[,1] [,2] [,3] [,4] [,5] [,6] [,7] [,8]
[1,] 1.0 -0.5 -0.5 -0.5 -0.5 -0.5 -0.5 -0.5
[2,] -0.5 1.0 -0.5 -0.5 -0.5 -0.5 -0.5 -0.5
[3,] -0.5 -0.5 1.0 -0.5 -0.5 -0.5 -0.5 -0.5
[4,] -0.5 -0.5 -0.5 1.0 -0.5 -0.5 -0.5 -0.5
[5,] -0.5 -0.5 -0.5 -0.5 1.0 -0.5 -0.5 -0.5
[6,] -0.5 -0.5 -0.5 -0.5 -0.5 1.0 -0.5 -0.5
[7,] -0.5 -0.5 -0.5 -0.5 -0.5 -0.5 1.0 -0.5
[8,] -0.5 -0.5 -0.5 -0.5 -0.5 -0.5 -0.5 1.0
The reason I know is because this results in a negative eigenvalue, and variance-covariance matrices are positive semi-definite.

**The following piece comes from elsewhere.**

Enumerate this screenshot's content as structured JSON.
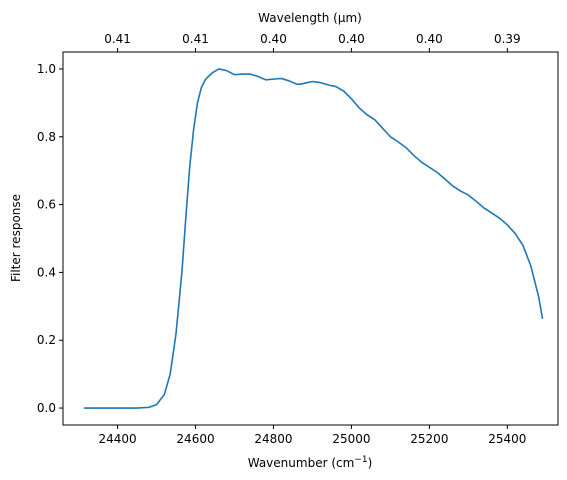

My thinking here was to have the variances be one, so that the correlations were the covariances, and thus equal -0.5.
Is there something with the theory I am missing? I understand that it is not positive semi-definite and how to show as such, but I am more curious what assumptions this is violating in terms of probability/statistics.
I went to generate MVN data with this variance-covariance structure and realized this wasn't positive semi-definite, and then became curious what was inherently wrong with this matrix.